First Minister Alex Salmond left the SNP conference in Perth to hold talks in Edinburgh with both sides in an attempt to forge a deal.
After the meeting, Mr Salmond called for Unite to swiftly confirm their willingness to provide a guaranteed period of normal working to New Year's Eve at Grangemouth.
He also called on Ineos to fulfil their parallel commitment to fire up the plant. Mr Salmond said: "Whilst there will be a long way to go, I believe that acceptance of my proposal tonight would be an essential first step in this process."
There was little sign of panic-buying at petrol forecourts despite Ineos confirming the plant which refines North Sea oil supplies for distribution in Scotland will remain shutdown until Tuesday at the earliest.
Fuel retailers insisted motorists were heeding advice that contingency plans were in place to ensure fuel shortages could be averted.
Analysts said supplies were unlikely to run out even if the dispute carried on beyond Tuesday.
Nick Vanderwell, of the UK Petroleum Industry Association, said: "Ineos has been stockpiling fuel and there is excess gasoline in Europe that could be imported if necessary to cover any shortfall."
Ineos upped the stakes on Thursday by pulling out of arbitration talks with Unite, even though the union cancelled a planned 48-hour strike, and saying it would submit "survival plan" proposals for the plant, which employs around 2500 staff and contractors, directly to its workforce.
Details of the proposals were made clear in a letter to staff yesterday and include ending the final salary pension scheme, freezing pay and bonuses, reducing shift allowances and involving new agreements with unions, including having part-time conveners.
Unite said workers were being told to accept the new terms and conditions by 6pm on Monday in advance of a company shareholders meeting on Tuesday to decide the plant's future.
The union's Scottish secretary, Pat Rafferty, said: "This is cynical blackmail from a company that is putting a gun to the heads of its loyal workforce to slash pay, pensions and jobs. We are considering taking legal action over the company's menacing tactics and urge members not to be threatened into signing their livelihoods away.

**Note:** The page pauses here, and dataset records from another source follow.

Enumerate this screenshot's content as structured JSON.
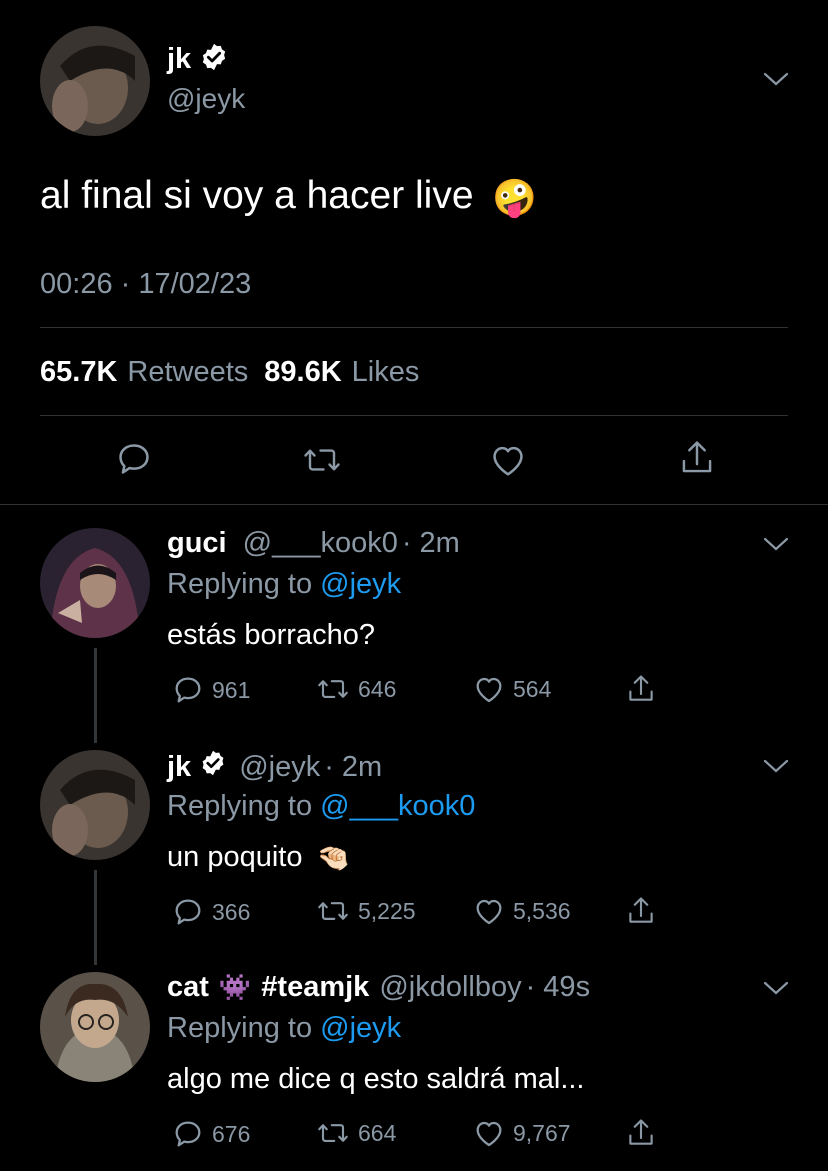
{
  "main_tweet": {
    "display_name": "jk",
    "handle": "@jeyk",
    "text": "al final si voy a hacer live",
    "emoji": "🤪",
    "timestamp": "00:26 · 17/02/23",
    "retweets_count": "65.7K",
    "retweets_label": "Retweets",
    "likes_count": "89.6K",
    "likes_label": "Likes"
  },
  "replies": [
    {
      "display_name": "guci",
      "handle": "@___kook0",
      "time": "· 2m",
      "replying_label": "Replying to",
      "replying_to": "@jeyk",
      "text": "estás borracho?",
      "reply_count": "961",
      "retweet_count": "646",
      "like_count": "564"
    },
    {
      "display_name": "jk",
      "handle": "@jeyk",
      "time": "· 2m",
      "replying_label": "Replying to",
      "replying_to": "@___kook0",
      "text": "un poquito",
      "emoji": "🤏🏻",
      "reply_count": "366",
      "retweet_count": "5,225",
      "like_count": "5,536"
    },
    {
      "display_name": "cat",
      "name_emoji": "👾",
      "name_suffix": "#teamjk",
      "handle": "@jkdollboy",
      "time": "· 49s",
      "replying_label": "Replying to",
      "replying_to": "@jeyk",
      "text": "algo me dice q esto saldrá mal...",
      "reply_count": "676",
      "retweet_count": "664",
      "like_count": "9,767"
    }
  ],
  "colors": {
    "background": "#000000",
    "secondary_text": "#8b98a5",
    "link": "#1d9bf0",
    "divider": "#2f3336"
  }
}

"Menaces and threats will not secure the future of Grangemouth which rests in the hands of a few unaccountable shareholders."
Ineos said it had decided to appeal directly to the employees.
Chairman Calum MacLean said: "This is D-Day for Grangemouth. If we can get the changes we want, the company has committed to investing a further £300 million in the site which will help secure its long-term survival.
"The shareholders have expressed extreme concern that the action over recent days has cost the site £20m at a time when losses are already £10m per month. The site cannot afford this, hence the urgent need for employees to decide to support the company."